In Brazil, Afro Brazilians make up almost half of the total population -- but nearly two-thirds of the nation's poor. Nonwhites were nearly nonexistent in Brazilian universities until affirmative action was instituted in 2001 and as a consequence the middle-class and the elite of the country are almost entirely white. Similarly, in 2004 The United Nations Economic and Social Council sent a delegation to Guatemala, Honduras and Nicaragua, where the majority of the population is Mestizo, and found that trends in all three countries reveal the existence of deeply rooted discrimination:

(a) a troubling correlation between poverty-stricken areas and areas inhabited by communities of indigenous people and people of African descent; (b) the marginal involvement of representatives of those communities in power structures - the government, parliament and the judiciary - as well as their insignificant presence in decision-making positions in the media; and (c) their treatment in the media as objects of folklore. Ironically, what this study also found was while the Spanish language has come to prevalence in the United States on much of the west coast, Southwest, Florida and New York, the indigenous people of Central America fear they will eventually lose their language and identity because of the shortage of bilingual education and programs there. No doubt, Latin American society has relegated much of its population to abject poverty, without a hope of ever getting out, on the basis of skin color.

Color discrimination is undeniably widespread in Latin America, a belief and practice that is tacitly promoted and promulgated through the generations. The question that begs to be asked is how the caste system in Latin America has gone on for so long without much acknowledgment from the international media or the American government? We have seen revolution over racial inequality in India, the United States, and South Africa, yet all the while Latin America has been allowed to discriminate on the basis of skin color without much protest from within the region or the outside world. Perhaps it is because there is a grave misperception of race in Latin America from the international community. Perhaps to the outside world everyone in Latin America is one race, a new race: Hispanic/Latino. This misperception doesn't equate the color bias in Latin America to the apartheid of South Africa. For the injustice of South Africa was committed by whites against blacks, imperialists against natives. But the origins of the caste system in Latin America are fundamentally the same, founded on beliefs that are indistinguishable from those that created apartheid in South Africa, or Jim Crow in the United States and the Jātis in India--the belief that physical characteristics deem mental acuity, ability and moral character and therefore justify inequality.

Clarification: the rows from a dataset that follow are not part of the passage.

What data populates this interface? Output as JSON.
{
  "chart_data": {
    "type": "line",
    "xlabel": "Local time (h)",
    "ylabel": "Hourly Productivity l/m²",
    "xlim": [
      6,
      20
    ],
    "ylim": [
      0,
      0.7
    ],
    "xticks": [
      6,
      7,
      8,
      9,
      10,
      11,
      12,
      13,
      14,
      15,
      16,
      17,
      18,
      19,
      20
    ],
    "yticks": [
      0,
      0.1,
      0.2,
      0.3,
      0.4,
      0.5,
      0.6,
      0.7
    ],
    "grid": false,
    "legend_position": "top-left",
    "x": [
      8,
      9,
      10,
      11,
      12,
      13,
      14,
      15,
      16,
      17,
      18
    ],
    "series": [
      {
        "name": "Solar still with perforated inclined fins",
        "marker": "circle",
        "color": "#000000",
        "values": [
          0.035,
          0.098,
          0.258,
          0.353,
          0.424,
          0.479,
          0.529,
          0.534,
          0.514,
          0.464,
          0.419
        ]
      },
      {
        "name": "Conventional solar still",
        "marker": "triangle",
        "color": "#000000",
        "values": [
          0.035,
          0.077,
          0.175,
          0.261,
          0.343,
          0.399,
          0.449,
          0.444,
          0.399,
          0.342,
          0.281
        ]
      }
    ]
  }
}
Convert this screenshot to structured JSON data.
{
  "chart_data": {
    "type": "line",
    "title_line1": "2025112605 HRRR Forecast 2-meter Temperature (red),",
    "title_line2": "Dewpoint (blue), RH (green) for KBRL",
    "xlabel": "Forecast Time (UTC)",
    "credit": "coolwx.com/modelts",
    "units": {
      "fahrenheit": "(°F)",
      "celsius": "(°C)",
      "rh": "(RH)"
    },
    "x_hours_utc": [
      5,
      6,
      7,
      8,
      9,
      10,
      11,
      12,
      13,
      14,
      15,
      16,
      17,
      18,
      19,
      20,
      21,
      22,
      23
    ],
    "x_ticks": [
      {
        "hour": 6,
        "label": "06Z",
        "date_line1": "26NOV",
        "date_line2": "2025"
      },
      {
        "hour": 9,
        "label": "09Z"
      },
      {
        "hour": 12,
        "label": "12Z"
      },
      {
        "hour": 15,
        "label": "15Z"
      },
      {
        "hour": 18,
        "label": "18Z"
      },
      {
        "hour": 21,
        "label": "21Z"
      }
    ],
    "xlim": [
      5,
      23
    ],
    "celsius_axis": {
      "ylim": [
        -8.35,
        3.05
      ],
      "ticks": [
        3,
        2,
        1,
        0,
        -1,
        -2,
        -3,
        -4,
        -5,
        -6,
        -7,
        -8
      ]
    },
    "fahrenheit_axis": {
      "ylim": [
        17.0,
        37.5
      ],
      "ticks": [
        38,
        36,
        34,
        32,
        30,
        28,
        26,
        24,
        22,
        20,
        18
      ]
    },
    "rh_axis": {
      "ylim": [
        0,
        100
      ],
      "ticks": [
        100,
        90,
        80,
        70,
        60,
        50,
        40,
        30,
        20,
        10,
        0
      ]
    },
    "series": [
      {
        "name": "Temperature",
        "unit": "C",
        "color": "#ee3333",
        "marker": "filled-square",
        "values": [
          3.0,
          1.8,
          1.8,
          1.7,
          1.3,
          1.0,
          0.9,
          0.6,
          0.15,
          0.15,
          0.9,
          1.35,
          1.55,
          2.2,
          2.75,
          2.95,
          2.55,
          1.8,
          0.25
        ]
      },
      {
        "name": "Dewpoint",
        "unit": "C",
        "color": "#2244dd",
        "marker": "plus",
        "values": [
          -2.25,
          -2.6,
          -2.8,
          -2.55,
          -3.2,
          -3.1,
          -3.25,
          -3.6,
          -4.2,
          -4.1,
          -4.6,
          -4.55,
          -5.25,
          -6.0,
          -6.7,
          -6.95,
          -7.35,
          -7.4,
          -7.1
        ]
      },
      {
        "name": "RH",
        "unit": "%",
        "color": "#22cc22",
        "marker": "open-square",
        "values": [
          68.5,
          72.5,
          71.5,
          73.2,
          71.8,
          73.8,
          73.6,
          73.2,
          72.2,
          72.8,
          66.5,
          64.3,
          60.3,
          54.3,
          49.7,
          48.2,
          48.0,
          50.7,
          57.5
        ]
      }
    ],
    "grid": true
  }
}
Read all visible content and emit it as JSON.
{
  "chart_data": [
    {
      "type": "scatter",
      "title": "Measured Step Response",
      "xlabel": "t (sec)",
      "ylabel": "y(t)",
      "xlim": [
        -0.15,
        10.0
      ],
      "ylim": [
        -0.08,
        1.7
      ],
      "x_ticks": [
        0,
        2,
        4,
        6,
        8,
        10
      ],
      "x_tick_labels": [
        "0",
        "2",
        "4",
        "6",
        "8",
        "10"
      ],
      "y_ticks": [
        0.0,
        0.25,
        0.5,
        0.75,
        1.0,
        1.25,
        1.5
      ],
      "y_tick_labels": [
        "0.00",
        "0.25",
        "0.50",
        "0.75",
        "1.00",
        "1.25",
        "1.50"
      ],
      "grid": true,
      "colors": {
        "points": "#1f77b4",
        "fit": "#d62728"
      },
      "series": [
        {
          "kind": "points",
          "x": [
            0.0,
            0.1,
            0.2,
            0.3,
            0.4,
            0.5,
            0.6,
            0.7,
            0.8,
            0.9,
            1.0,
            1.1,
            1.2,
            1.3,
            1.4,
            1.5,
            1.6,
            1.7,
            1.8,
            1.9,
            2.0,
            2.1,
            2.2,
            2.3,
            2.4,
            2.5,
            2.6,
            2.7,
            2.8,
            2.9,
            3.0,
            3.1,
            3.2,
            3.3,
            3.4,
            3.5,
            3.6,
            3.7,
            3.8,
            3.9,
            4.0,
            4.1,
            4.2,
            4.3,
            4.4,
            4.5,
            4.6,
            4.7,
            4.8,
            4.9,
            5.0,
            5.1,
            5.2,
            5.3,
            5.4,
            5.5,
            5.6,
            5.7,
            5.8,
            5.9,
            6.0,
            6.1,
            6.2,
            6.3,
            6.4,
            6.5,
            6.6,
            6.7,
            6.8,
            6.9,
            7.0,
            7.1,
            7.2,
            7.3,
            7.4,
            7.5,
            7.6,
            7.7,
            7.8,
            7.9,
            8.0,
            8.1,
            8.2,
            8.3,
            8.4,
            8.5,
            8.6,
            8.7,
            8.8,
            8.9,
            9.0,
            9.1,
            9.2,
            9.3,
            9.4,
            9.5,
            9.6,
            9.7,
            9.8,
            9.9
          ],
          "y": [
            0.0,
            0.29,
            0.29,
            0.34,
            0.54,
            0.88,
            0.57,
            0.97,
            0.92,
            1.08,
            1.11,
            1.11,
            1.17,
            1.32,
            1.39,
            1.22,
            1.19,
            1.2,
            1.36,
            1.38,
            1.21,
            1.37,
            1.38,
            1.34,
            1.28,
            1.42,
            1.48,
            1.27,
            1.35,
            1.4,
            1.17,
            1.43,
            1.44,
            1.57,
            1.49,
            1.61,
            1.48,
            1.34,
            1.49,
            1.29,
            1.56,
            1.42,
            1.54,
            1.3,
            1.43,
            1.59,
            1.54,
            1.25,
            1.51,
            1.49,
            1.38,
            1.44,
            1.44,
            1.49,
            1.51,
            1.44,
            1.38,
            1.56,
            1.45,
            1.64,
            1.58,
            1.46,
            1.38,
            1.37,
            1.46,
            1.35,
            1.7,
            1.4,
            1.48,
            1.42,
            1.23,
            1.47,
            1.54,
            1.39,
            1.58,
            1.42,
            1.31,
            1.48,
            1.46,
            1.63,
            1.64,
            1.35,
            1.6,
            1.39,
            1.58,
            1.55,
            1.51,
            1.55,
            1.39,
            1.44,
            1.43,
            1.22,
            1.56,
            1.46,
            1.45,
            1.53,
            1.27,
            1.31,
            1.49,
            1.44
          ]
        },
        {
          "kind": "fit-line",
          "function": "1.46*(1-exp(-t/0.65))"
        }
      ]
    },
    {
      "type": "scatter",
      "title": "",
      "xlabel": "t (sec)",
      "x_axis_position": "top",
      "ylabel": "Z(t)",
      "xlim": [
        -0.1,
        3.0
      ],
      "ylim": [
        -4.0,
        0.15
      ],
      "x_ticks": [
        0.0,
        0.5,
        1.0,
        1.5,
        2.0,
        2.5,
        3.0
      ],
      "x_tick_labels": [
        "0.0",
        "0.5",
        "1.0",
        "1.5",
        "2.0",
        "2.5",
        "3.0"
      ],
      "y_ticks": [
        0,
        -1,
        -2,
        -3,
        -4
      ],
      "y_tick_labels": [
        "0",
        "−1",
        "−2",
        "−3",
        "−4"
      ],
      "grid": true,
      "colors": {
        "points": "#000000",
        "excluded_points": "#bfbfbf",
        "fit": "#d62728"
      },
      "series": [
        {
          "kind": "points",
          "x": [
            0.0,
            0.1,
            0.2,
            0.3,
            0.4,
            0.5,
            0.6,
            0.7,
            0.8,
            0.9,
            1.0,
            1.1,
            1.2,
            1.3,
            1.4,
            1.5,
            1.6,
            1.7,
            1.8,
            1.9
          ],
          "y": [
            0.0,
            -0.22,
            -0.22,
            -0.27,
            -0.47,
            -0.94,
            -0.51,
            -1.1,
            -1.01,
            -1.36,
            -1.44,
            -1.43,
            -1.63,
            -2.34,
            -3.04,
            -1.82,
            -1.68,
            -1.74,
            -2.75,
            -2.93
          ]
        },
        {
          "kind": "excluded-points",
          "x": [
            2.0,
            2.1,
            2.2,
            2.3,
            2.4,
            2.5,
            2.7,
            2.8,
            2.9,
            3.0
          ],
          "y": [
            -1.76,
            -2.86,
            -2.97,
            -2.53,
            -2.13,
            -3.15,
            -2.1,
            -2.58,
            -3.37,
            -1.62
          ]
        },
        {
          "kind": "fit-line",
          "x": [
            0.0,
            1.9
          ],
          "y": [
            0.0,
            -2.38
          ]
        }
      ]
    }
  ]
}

The caste system in Latin America may be more surreptitious but it is most similar to the caste system in India in that it is commonly adhered to by those who suffer the most within its restrictions. In 1994 with the passing of Proposition 187 by nearly 60% of California's voters, some 70,000 people showed up on the streets of Los Angeles to protest the passing of an anti-immigration policy in California. Yet you'd be hard-pressed to find such activism in Mexico, or in the United States amongst Latinos for that matter, to combat color discrimination in Latin America. Perhaps it is because in the United States, it is easy for Latinos to forget the oppression they left behind because in the United States all Latinos are relatively the same, which ultimately is the right way of thinking. However, if we are ever going to address the real causes of illegal immigration, we must apply this new thinking in Latin America and call on governments and citizens to address the issue of ethnic and color discrimination there.